「心配はいらない。もう一人、恐ろしいくらい腕の立つ奴がいるじゃねえか」


意地の悪そうに笑う土方は、盗聴されないように襖の外を警戒する光を一瞥して、「なあ、井岡先生。頼んだぜ」と言った。


声を掛けられた光は、大した反応も見せずに、感情の無い瞳で土方をしばらく見返し、「分かりました。いつですか?」と、何事も無かったかのようににっこりと笑う。


(……組の為なら…………)


笑顔の下で、光が密かにそんなことを考えていたのは、誰も知らない。


「明後日……いや、三日後だ。九月の二十六日。この日の早朝……稽古が始まる前に、人目がつく場所で――殺れ」


殺れ、と言われても、半ば予想出来たことであったため、三者の顔色はさほど変わらなかった。光も小さく頷く。

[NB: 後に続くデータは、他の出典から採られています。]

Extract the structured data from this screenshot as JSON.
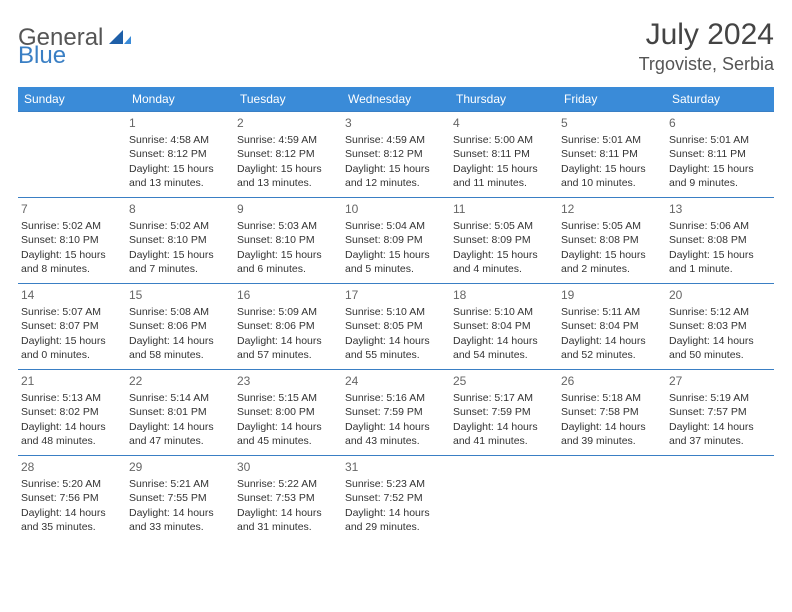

「はい。……そこで芹沢局長ら暗殺の“真相”を触れ回れば良いのですね?」


「ああ。隊士に人気があるお前のことだ。その上、優秀な監察方ときたら、誰も疑う奴は居ねえだろう」


土方は、自分が考えた筋書きを言うと、察しの良い部下に気を良くしたのか、唇をそっと綻ばせた。


その光はというと、

「では今から、稽古に行って腕を磨いておきます。丁度、今日は永倉さんの稽古ですし、ご指南を頂いてきます」

と、涼しげな瞳に闘争の色を灯す。


「ああ、そうしろ」


「程々にしときや」


それぞれの声を背に受け、光は「では」と笑みを零すと、軽く一礼して後ずさり、土方の部屋を退出した。


部屋に帰ると素早く袴に着替え、相も変わらずむさ苦しい道場へと向かう。近付くだけで、熱の入った永倉の声が耳に伝わってきた。